Pages

Wednesday, March 26, 2014

BELAJAR EFEKTIF DAN MENYENANGKAN


Damai Sejahtera Nusantara,
Materi dari artikel yang beta buat ini merupakan materi yang dibawakan pada Parenting Skill DPD Maluku. Sebagai ajang bagi Bunda-bunda untuk pembelajaran biar bisa tampil sebagai pemateri. Judul materi ‘Belajar Efektif dan Menyenangkan’ ini beta pilih mengingat Kita sebagai orangtua yang berkewajiban sebagai pendidik bagi anak-anak kita, dan proses pendidikan yang kita terapkan adalah pembelajaran SBR (Sekolah Berbasis Rumah), sehingga haruslah memberikan sarana, prasarana dan fasilitas serta metode yang bisa mengefektifkan kegiatan pembelajaran bagi anak. Semoga bisa sebagai referensi bagi Katong semua.
BELAJAR EFEKTIF DAN MENYENANGKAN



Belajar memang bisa dilakukan oleh siapa saja dan kapan saja. Mulai dari anak- anak hingga orang yang sudah tua sekalipun masih harus belajar.
Banyak faktor yang menyebabkan ketidakmampuan anak dalam menyerap pelajaran yang diberikan pengajar diantaranya bermula dari proses pembelajaran yang tidak menarik dan membosankan. Sebagai akibatnya anak menjadi malas dan tidak tertarik terhadap materi yang disampaikan.

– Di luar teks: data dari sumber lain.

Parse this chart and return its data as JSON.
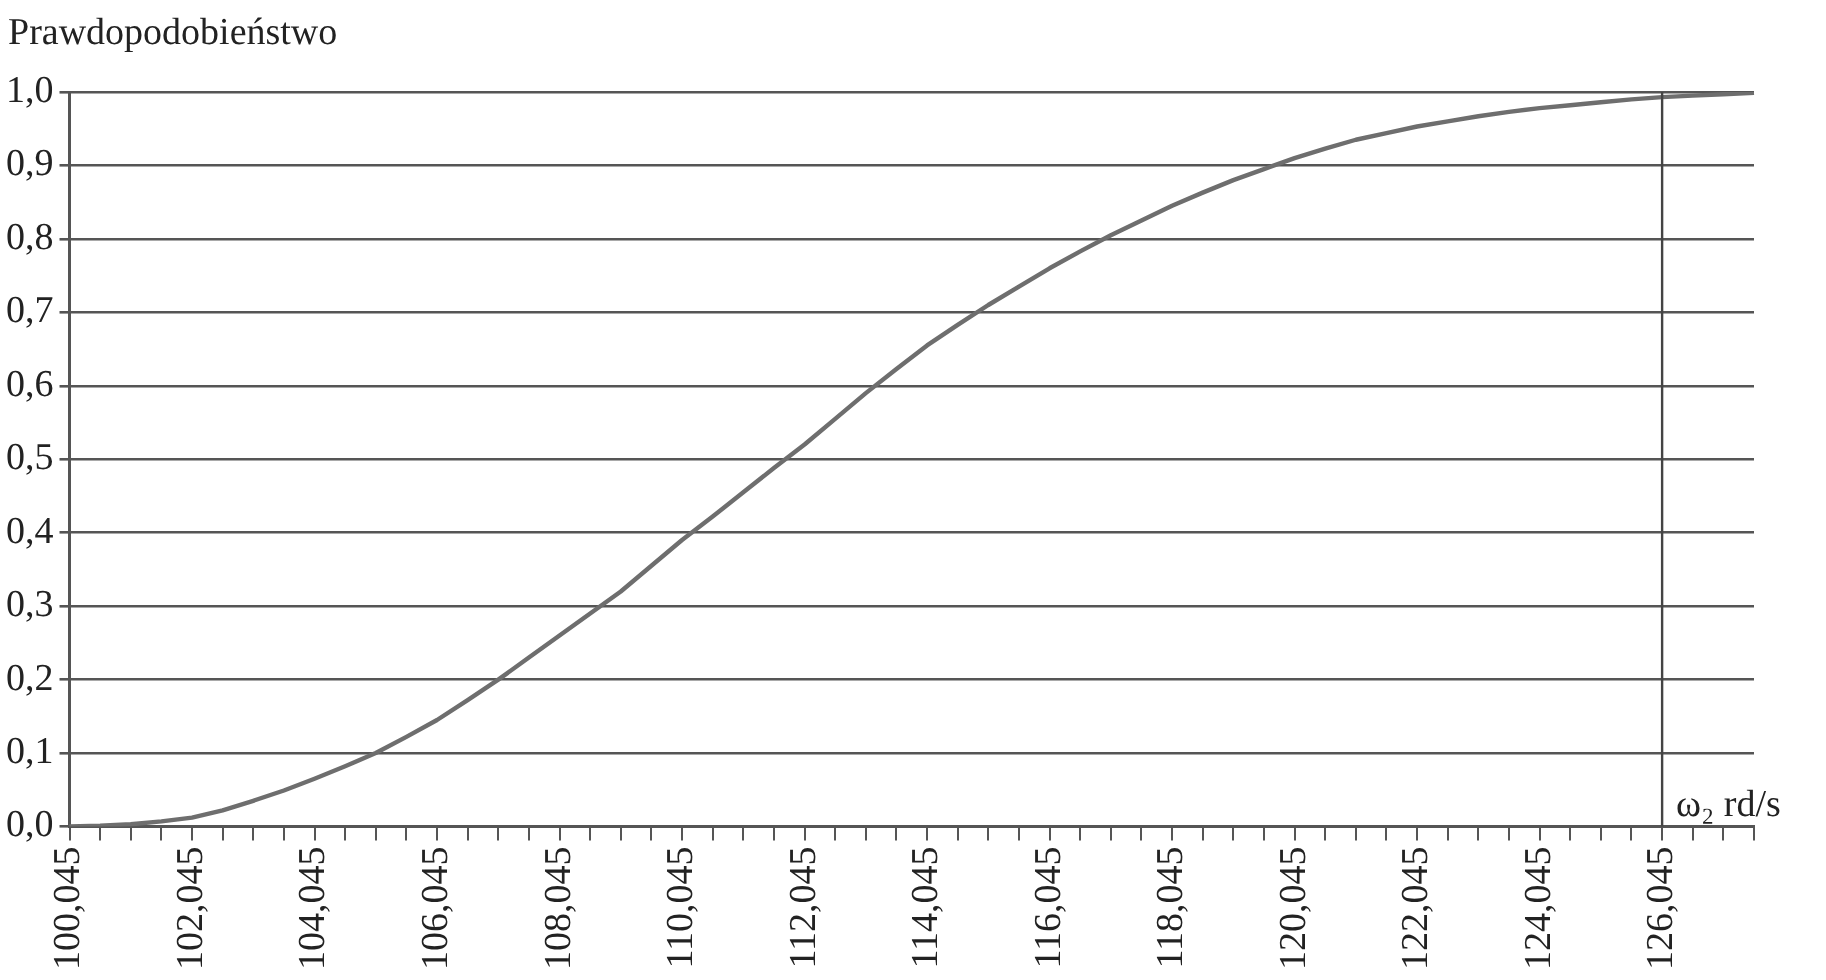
{
  "chart_data": {
    "type": "line",
    "xlabel": "ω₂ rd/s",
    "ylabel": "Prawdopodobieństwo",
    "categories": [
      "100,045",
      null,
      null,
      null,
      "102,045",
      null,
      null,
      null,
      "104,045",
      null,
      null,
      null,
      "106,045",
      null,
      null,
      null,
      "108,045",
      null,
      null,
      null,
      "110,045",
      null,
      null,
      null,
      "112,045",
      null,
      null,
      null,
      "114,045",
      null,
      null,
      null,
      "116,045",
      null,
      null,
      null,
      "118,045",
      null,
      null,
      null,
      "120,045",
      null,
      null,
      null,
      "122,045",
      null,
      null,
      null,
      "124,045",
      null,
      null,
      null,
      "126,045",
      null,
      null,
      null
    ],
    "series": [
      {
        "color": "#6e6e6e",
        "values": [
          0,
          0.001,
          0.003,
          0.007,
          0.012,
          0.022,
          0.035,
          0.049,
          0.065,
          0.082,
          0.1,
          0.122,
          0.145,
          0.172,
          0.2,
          0.23,
          0.26,
          0.29,
          0.32,
          0.355,
          0.39,
          0.422,
          0.455,
          0.488,
          0.52,
          0.555,
          0.59,
          0.623,
          0.655,
          0.683,
          0.71,
          0.735,
          0.76,
          0.783,
          0.805,
          0.825,
          0.845,
          0.863,
          0.88,
          0.895,
          0.91,
          0.923,
          0.935,
          0.944,
          0.953,
          0.96,
          0.967,
          0.973,
          0.978,
          0.982,
          0.986,
          0.99,
          0.993,
          0.995,
          0.997,
          0.999
        ]
      }
    ],
    "ylim": [
      0,
      1
    ],
    "yticks": [
      {
        "value": 0,
        "label": "0,0"
      },
      {
        "value": 0.1,
        "label": "0,1"
      },
      {
        "value": 0.2,
        "label": "0,2"
      },
      {
        "value": 0.3,
        "label": "0,3"
      },
      {
        "value": 0.4,
        "label": "0,4"
      },
      {
        "value": 0.5,
        "label": "0,5"
      },
      {
        "value": 0.6,
        "label": "0,6"
      },
      {
        "value": 0.7,
        "label": "0,7"
      },
      {
        "value": 0.8,
        "label": "0,8"
      },
      {
        "value": 0.9,
        "label": "0,9"
      },
      {
        "value": 1,
        "label": "1,0"
      }
    ],
    "grid": "y",
    "legend": false,
    "marker": "none",
    "line_style": "solid",
    "ref_lines": [
      {
        "axis": "x",
        "value": "126,045",
        "color": "#444444"
      }
    ]
  }
}
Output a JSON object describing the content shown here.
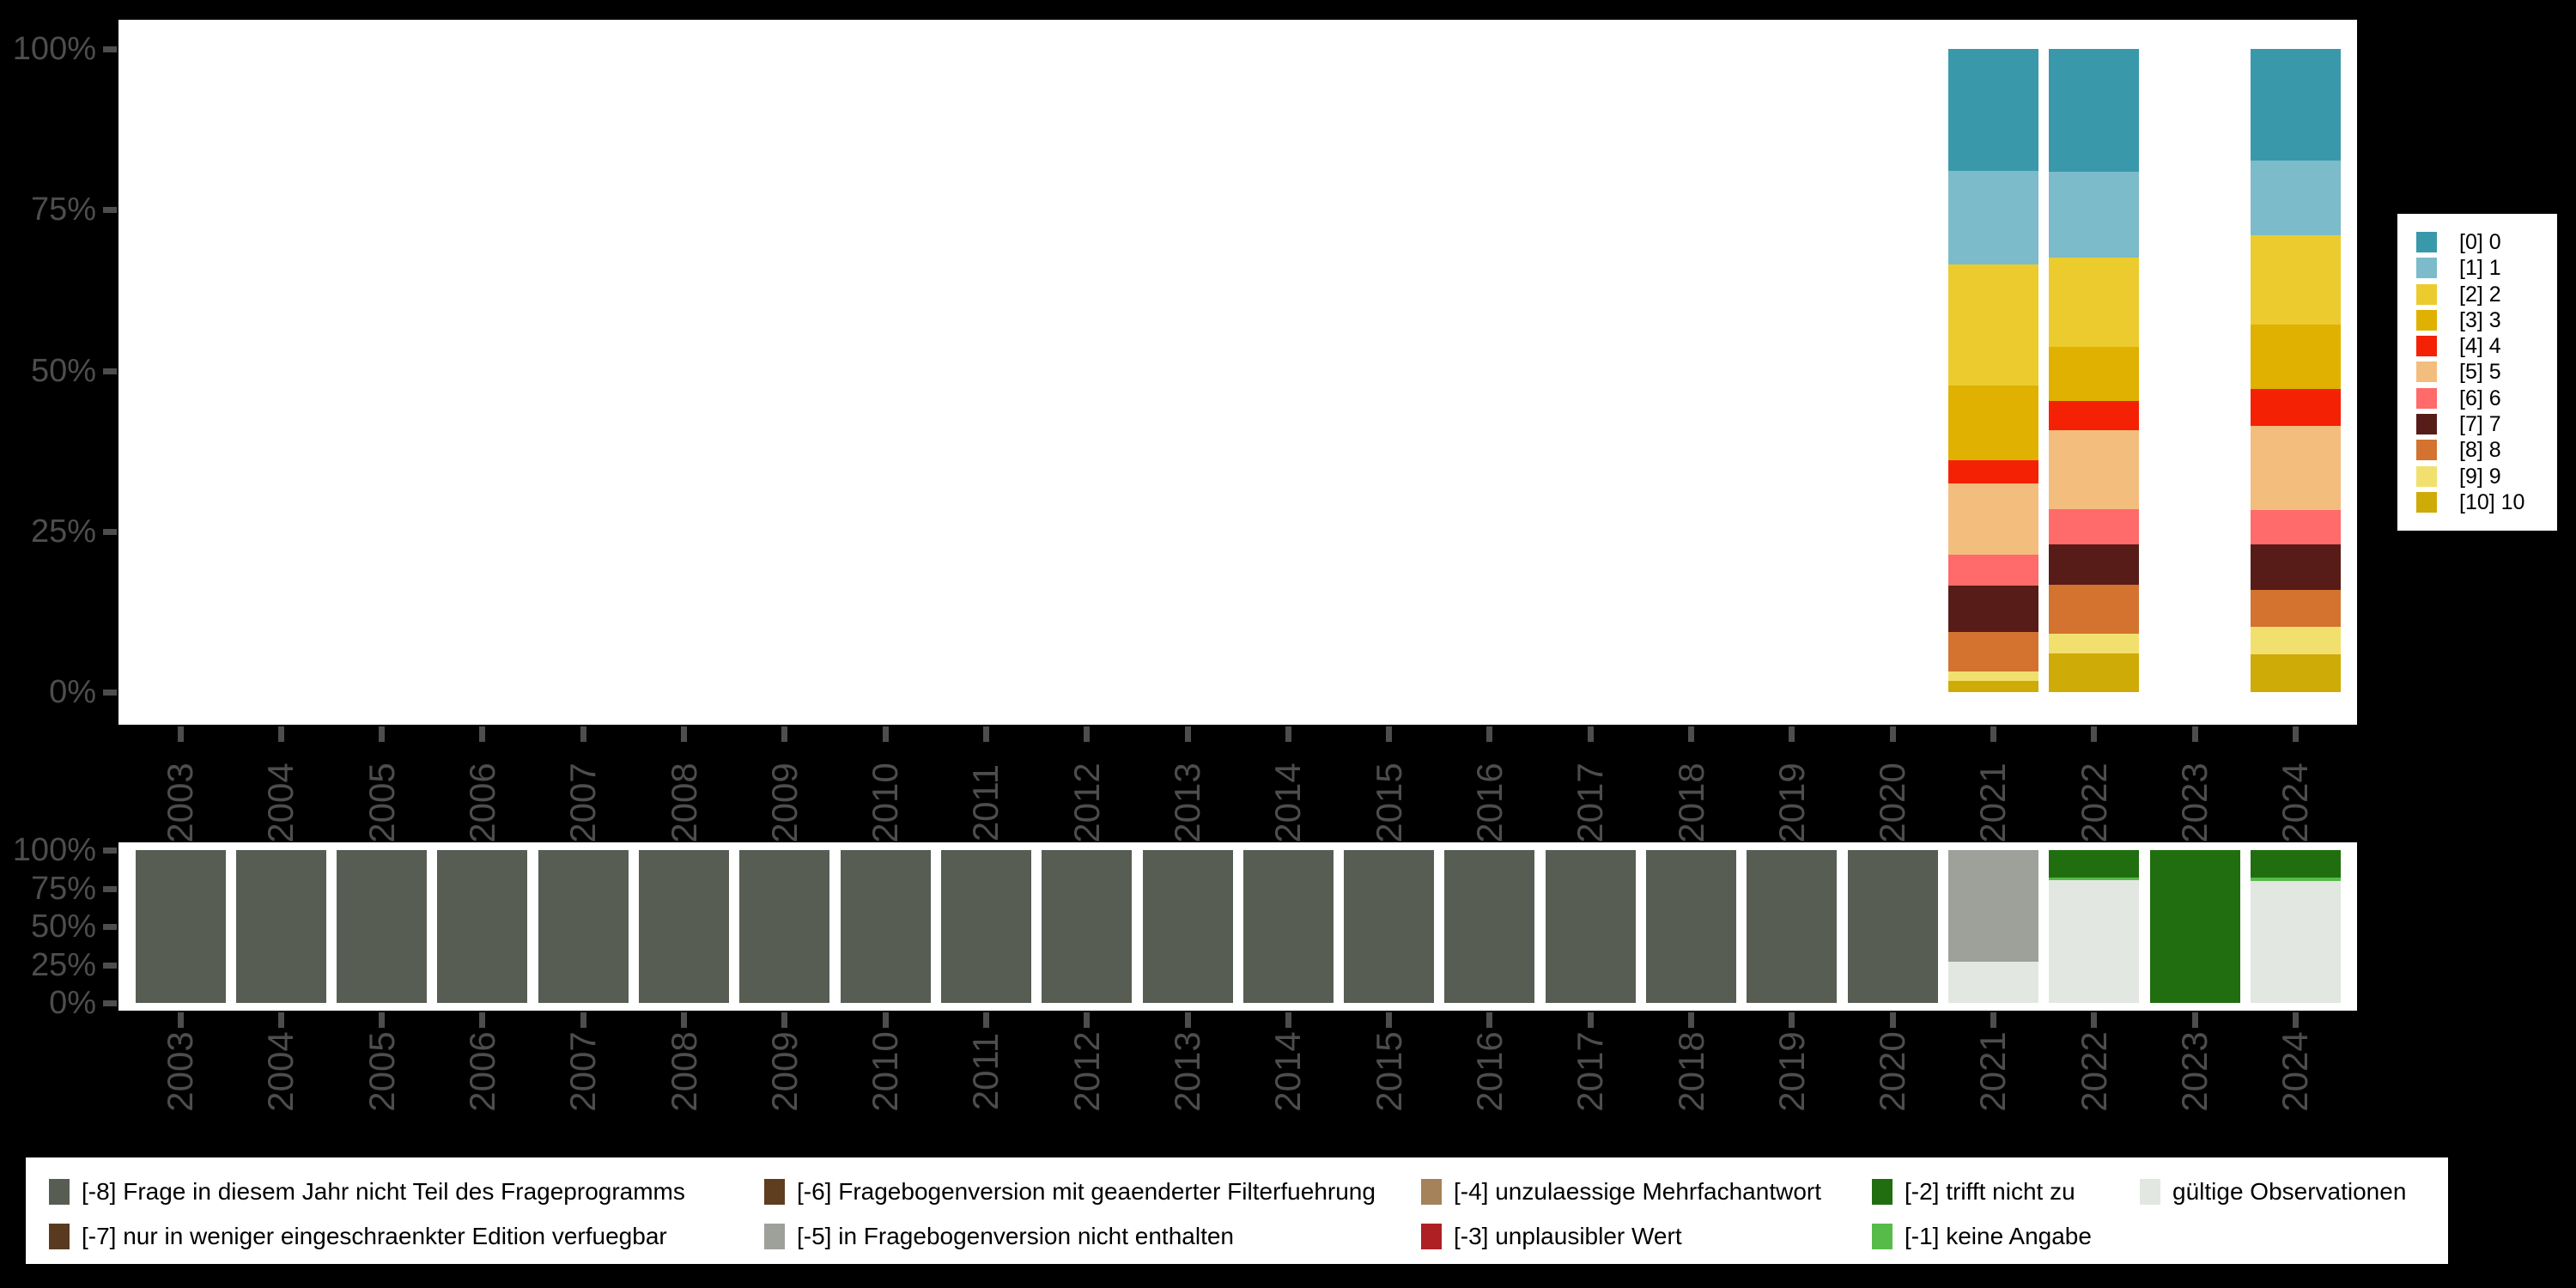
{
  "colors": {
    "background": "#000000",
    "plot_background": "#ffffff",
    "axis_text": "#4d4d4d",
    "legend_background": "#ffffff",
    "legend_text": "#000000"
  },
  "chart_data": [
    {
      "id": "valid-value-distribution",
      "type": "bar",
      "stacked": true,
      "unit": "percent",
      "orientation": "vertical",
      "grid": false,
      "legend_position": "right",
      "categories": [
        "2003",
        "2004",
        "2005",
        "2006",
        "2007",
        "2008",
        "2009",
        "2010",
        "2011",
        "2012",
        "2013",
        "2014",
        "2015",
        "2016",
        "2017",
        "2018",
        "2019",
        "2020",
        "2021",
        "2022",
        "2023",
        "2024"
      ],
      "y_ticks": [
        "100%",
        "75%",
        "50%",
        "25%",
        "0%"
      ],
      "ylim": [
        0,
        100
      ],
      "stack_order": "first-series-on-top",
      "series": [
        {
          "name": "[0] 0",
          "color": "#3a98ab",
          "values": {
            "2021": 19.0,
            "2022": 19.1,
            "2024": 17.4
          }
        },
        {
          "name": "[1] 1",
          "color": "#7cbbc9",
          "values": {
            "2021": 14.5,
            "2022": 13.3,
            "2024": 11.6
          }
        },
        {
          "name": "[2] 2",
          "color": "#eccb2e",
          "values": {
            "2021": 18.8,
            "2022": 13.9,
            "2024": 13.8
          }
        },
        {
          "name": "[3] 3",
          "color": "#e0b100",
          "values": {
            "2021": 11.7,
            "2022": 8.4,
            "2024": 10.1
          }
        },
        {
          "name": "[4] 4",
          "color": "#f42105",
          "values": {
            "2021": 3.5,
            "2022": 4.6,
            "2024": 5.7
          }
        },
        {
          "name": "[5] 5",
          "color": "#f3bd7d",
          "values": {
            "2021": 11.2,
            "2022": 12.3,
            "2024": 13.1
          }
        },
        {
          "name": "[6] 6",
          "color": "#ff6a6a",
          "values": {
            "2021": 4.8,
            "2022": 5.5,
            "2024": 5.3
          }
        },
        {
          "name": "[7] 7",
          "color": "#571c18",
          "values": {
            "2021": 7.2,
            "2022": 6.2,
            "2024": 7.1
          }
        },
        {
          "name": "[8] 8",
          "color": "#d3732f",
          "values": {
            "2021": 6.1,
            "2022": 7.6,
            "2024": 5.8
          }
        },
        {
          "name": "[9] 9",
          "color": "#f2e06e",
          "values": {
            "2021": 1.5,
            "2022": 3.1,
            "2024": 4.3
          }
        },
        {
          "name": "[10] 10",
          "color": "#cfab08",
          "values": {
            "2021": 1.7,
            "2022": 6.0,
            "2024": 5.8
          }
        }
      ]
    },
    {
      "id": "missing-value-distribution",
      "type": "bar",
      "stacked": true,
      "unit": "percent",
      "orientation": "vertical",
      "grid": false,
      "legend_position": "bottom",
      "categories": [
        "2003",
        "2004",
        "2005",
        "2006",
        "2007",
        "2008",
        "2009",
        "2010",
        "2011",
        "2012",
        "2013",
        "2014",
        "2015",
        "2016",
        "2017",
        "2018",
        "2019",
        "2020",
        "2021",
        "2022",
        "2023",
        "2024"
      ],
      "y_ticks": [
        "100%",
        "75%",
        "50%",
        "25%",
        "0%"
      ],
      "ylim": [
        0,
        100
      ],
      "stack_order": "first-series-on-top",
      "series": [
        {
          "name": "[-8] Frage in diesem Jahr nicht Teil des Frageprogramms",
          "color": "#575d53",
          "values": {
            "2003": 100,
            "2004": 100,
            "2005": 100,
            "2006": 100,
            "2007": 100,
            "2008": 100,
            "2009": 100,
            "2010": 100,
            "2011": 100,
            "2012": 100,
            "2013": 100,
            "2014": 100,
            "2015": 100,
            "2016": 100,
            "2017": 100,
            "2018": 100,
            "2019": 100,
            "2020": 100
          }
        },
        {
          "name": "[-7] nur in weniger eingeschraenkter Edition verfuegbar",
          "color": "#5a3a1e",
          "values": {}
        },
        {
          "name": "[-6] Fragebogenversion mit geaenderter Filterfuehrung",
          "color": "#5f3d1f",
          "values": {}
        },
        {
          "name": "[-5] in Fragebogenversion nicht enthalten",
          "color": "#9da19a",
          "values": {
            "2021": 73.0
          }
        },
        {
          "name": "[-4] unzulaessige Mehrfachantwort",
          "color": "#a5825a",
          "values": {}
        },
        {
          "name": "[-3] unplausibler Wert",
          "color": "#ae2024",
          "values": {}
        },
        {
          "name": "[-2] trifft nicht zu",
          "color": "#216e10",
          "values": {
            "2022": 18.2,
            "2023": 100,
            "2024": 18.2
          }
        },
        {
          "name": "[-1] keine Angabe",
          "color": "#57bb49",
          "values": {
            "2022": 1.6,
            "2024": 2.1
          }
        },
        {
          "name": "gültige Observationen",
          "color": "#e3e7e1",
          "values": {
            "2021": 27.0,
            "2022": 80.2,
            "2024": 79.7
          }
        }
      ],
      "legend_rows": [
        [
          "[-8] Frage in diesem Jahr nicht Teil des Frageprogramms",
          "[-6] Fragebogenversion mit geaenderter Filterfuehrung",
          "[-4] unzulaessige Mehrfachantwort",
          "[-2] trifft nicht zu",
          "gültige Observationen"
        ],
        [
          "[-7] nur in weniger eingeschraenkter Edition verfuegbar",
          "[-5] in Fragebogenversion nicht enthalten",
          "[-3] unplausibler Wert",
          "[-1] keine Angabe"
        ]
      ]
    }
  ]
}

Sebuah pernyataan yang patut menjadi renungan bagi para pengajar adalah apa yang diungkapkan oleh Andi Wira Gunawan dalam buku “Genius Learning Strategy”, bahwa “Sesungguhnya tidak ada mata pelajaran yang membosankan, yang ada adalah pengajar yang membosankan, suasana belajar yang membosankan.” Hal ini terjadi karena proses belajar berlangsung secara monoton dan merupakan proses perulangan dari itu ke itu juga tiada variasi. Proses belajar hanya merupakan proses penyampaian informasi satu arah, anak terkesan pasif menerima materi pelajaran.(hhtp//www.hendryrisjawan.com).
 
Apakah Belajar Itu?
Belajar adalah suatu proses perubahan perilaku yang bersifat menetap melalui serangkaian pengalaman. Belajar tidak sekadar berhubungan dengan buku-buku yang merupakan salah satu sarana belajar, melainkan berkaitan pula dengan interaksi anak dengan lingkungannya, yaitu pengalaman.
Belajar adalah perubahan yang relatif permanen dalam perilaku atau potensi perilaku sebagai hasil dari pengalaman atau latihan yang diperkuat. Belajar merupakan akibat adanya interaksi antara stimulus dan respon. Seseorang dianggap telah belajar sesuatu jika dia dapat menunjukkan perubahan perilakunya. (id.wikipedia.org)
Dengan belajar, seseorang yang tadinya tidak tahu menjadi tahu, dari tidak bisa menjadi bisa. Kita perlu memperluas pemahaman tentang belajar tidak hanya pada pengetahuan yang bersifat konseptual, melainkan juga hal-hal yang menyangkut keterampilan serta sikap pribadi yang mempengaruhi perilaku seseorang.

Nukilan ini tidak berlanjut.